History

German Empire
- Name: UC-94
- Ordered: 12 January 1916
- Builder: Blohm & Voss, Hamburg
- Yard number: 328
- Launched: 19 February 1918
- Commissioned: 31 August 1918
- Fate: Surrendered, 26 November 1918; broken up in Taranto in April 1919

General characteristics
- Class & type: Type UC III submarine
- Displacement: 491 t (483 long tons), surfaced; 571 t (562 long tons), submerged;
- Length: 56.51 m (185 ft 5 in) (o/a); 42.20 m (138 ft 5 in) (pressure hull);
- Beam: 5.54 m (18 ft 2 in) (o/a)
- Draft: 3.77 m (12 ft 4 in)
- Propulsion: 2 × propeller shafts; 2 × 6-cylinder, 4-stroke diesel engines, 600 PS (440 kW; 590 bhp); 2 × electric motors, 770 PS (570 kW; 760 shp);
- Speed: 11.5 knots (21.3 km/h; 13.2 mph), surfaced; 6.6 knots (12.2 km/h; 7.6 mph), submerged;
- Range: 9,850 nautical miles (18,240 km; 11,340 mi) at 7 knots (13 km/h; 8.1 mph), surfaced; 40 nmi (74 km; 46 mi) at 4.5 knots (8.3 km/h; 5.2 mph), submerged;
- Test depth: 75 m (246 ft)
- Complement: 32
- Armament: 6 × 100 cm (39.4 in) mine tubes; 14 × UC 200 mines; 3 × 50 cm (19.7 in) torpedo tubes (2 bow external; one stern); 7 × torpedoes; 1 x 10.5 cm (4.1 in) SK L/45 or 8.8 cm (3.5 in) Uk L/30 deck gun;
- Notes: 15-second diving time

Service record
- Commanders: Oblt. Friedrich Wunderlich; 31 August – 11 November 1918;
- Operations: None
- Victories: None

= SM UC-94 =

German World War I Type UC III submarine

SM UC-94 was a German Type UC III minelaying submarine or U-boat in the German Imperial Navy (Kaiserliche Marine) during World War I.

==Design==
A Type UC III submarine, UC-94 had a displacement of 491 t when at the surface and 571 t while submerged. She had a length overall of 56.51 m, a beam of 5.54 m, and a draught of 3.77 m. The submarine was powered by two six-cylinder four-stroke diesel engines each producing 300 PS (a total of 600 PS), two electric motors producing 770 PS, and two propeller shafts. She had a dive time of 15 seconds and was capable of operating at a depth of 75 m.
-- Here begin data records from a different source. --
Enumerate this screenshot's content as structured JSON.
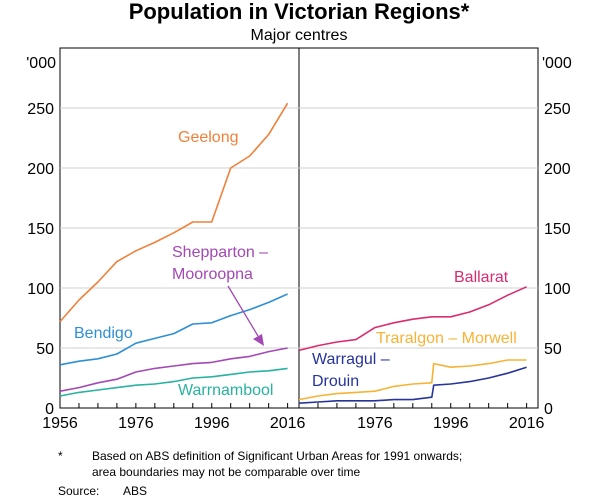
{
  "chart_data": [
    {
      "type": "line",
      "panel": "left",
      "title": "Population in Victorian Regions*",
      "subtitle": "Major centres",
      "ylabel": "'000",
      "ylim": [
        0,
        300
      ],
      "xlim": [
        1956,
        2019
      ],
      "yticks": [
        0,
        50,
        100,
        150,
        200,
        250
      ],
      "xticks": [
        1956,
        1976,
        1996,
        2016
      ],
      "series": [
        {
          "name": "Geelong",
          "color": "#f0803a",
          "x": [
            1956,
            1961,
            1966,
            1971,
            1976,
            1981,
            1986,
            1991,
            1996,
            2001,
            2006,
            2011,
            2016
          ],
          "values": [
            72,
            90,
            105,
            122,
            131,
            138,
            146,
            155,
            155,
            200,
            210,
            228,
            254
          ]
        },
        {
          "name": "Bendigo",
          "color": "#2e8fd6",
          "x": [
            1956,
            1961,
            1966,
            1971,
            1976,
            1981,
            1986,
            1991,
            1996,
            2001,
            2006,
            2011,
            2016
          ],
          "values": [
            36,
            39,
            41,
            45,
            54,
            58,
            62,
            70,
            71,
            77,
            82,
            88,
            95
          ]
        },
        {
          "name": "Shepparton – Mooroopna",
          "color": "#a348b4",
          "x": [
            1956,
            1961,
            1966,
            1971,
            1976,
            1981,
            1986,
            1991,
            1996,
            2001,
            2006,
            2011,
            2016
          ],
          "values": [
            14,
            17,
            21,
            24,
            30,
            33,
            35,
            37,
            38,
            41,
            43,
            47,
            50
          ]
        },
        {
          "name": "Warrnambool",
          "color": "#28b2a0",
          "x": [
            1956,
            1961,
            1966,
            1971,
            1976,
            1981,
            1986,
            1991,
            1996,
            2001,
            2006,
            2011,
            2016
          ],
          "values": [
            10,
            13,
            15,
            17,
            19,
            20,
            22,
            25,
            26,
            28,
            30,
            31,
            33
          ]
        }
      ]
    },
    {
      "type": "line",
      "panel": "right",
      "ylabel": "'000",
      "ylim": [
        0,
        300
      ],
      "xlim": [
        1956,
        2019
      ],
      "yticks": [
        0,
        50,
        100,
        150,
        200,
        250
      ],
      "xticks": [
        1976,
        1996,
        2016
      ],
      "series": [
        {
          "name": "Ballarat",
          "color": "#dc2b6e",
          "x": [
            1956,
            1961,
            1966,
            1971,
            1976,
            1981,
            1986,
            1991,
            1996,
            2001,
            2006,
            2011,
            2016
          ],
          "values": [
            48,
            52,
            55,
            57,
            67,
            71,
            74,
            76,
            76,
            80,
            86,
            94,
            101
          ]
        },
        {
          "name": "Traralgon – Morwell",
          "color": "#f7b335",
          "x": [
            1956,
            1961,
            1966,
            1971,
            1976,
            1981,
            1986,
            1991,
            1991.5,
            1996,
            2001,
            2006,
            2011,
            2016
          ],
          "values": [
            7,
            10,
            12,
            13,
            14,
            18,
            20,
            21,
            37,
            34,
            35,
            37,
            40,
            40
          ]
        },
        {
          "name": "Warragul – Drouin",
          "color": "#26349c",
          "x": [
            1956,
            1961,
            1966,
            1971,
            1976,
            1981,
            1986,
            1991,
            1991.5,
            1996,
            2001,
            2006,
            2011,
            2016
          ],
          "values": [
            4,
            5,
            6,
            6,
            6,
            7,
            7,
            9,
            19,
            20,
            22,
            25,
            29,
            34
          ]
        }
      ]
    }
  ],
  "labels": {
    "geelong": "Geelong",
    "bendigo": "Bendigo",
    "shepparton_line1": "Shepparton –",
    "shepparton_line2": "Mooroopna",
    "warrnambool": "Warrnambool",
    "ballarat": "Ballarat",
    "traralgon": "Traralgon – Morwell",
    "warragul_line1": "Warragul –",
    "warragul_line2": "Drouin"
  },
  "footnote": {
    "star": "*",
    "line1": "Based on ABS definition of Significant Urban Areas for 1991 onwards;",
    "line2": "area boundaries may not be comparable over time",
    "source_label": "Source:",
    "source_value": "ABS"
  }
}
The submarine was designed for a maximum surface speed of 11.5 kn and a submerged speed of 6.6 kn. When submerged, she could operate for 40 nmi at 4.5 kn; when surfaced, she could travel 9850 nmi at 7 kn. UC-94 was fitted with six 100 cm mine tubes, fourteen UC 200 mines, three 50 cm torpedo tubes (one on the stern and two on the bow), seven torpedoes, and one 10.5 cm SK L/45 or 8.8 cm Uk L/30 deck gun . Her complement was twenty-six crew members.

==Construction and career==
The U-boat was ordered on 12 January 1916 and was launched on 19 February 1918. She was commissioned into the German Imperial Navy on 31 August 1918 as SM UC-94. As with the rest of the completed UC III boats, UC-94 conducted no war patrols and sank no ships. She was surrendered on 26 November 1918 and broken up in Taranto in April 1919.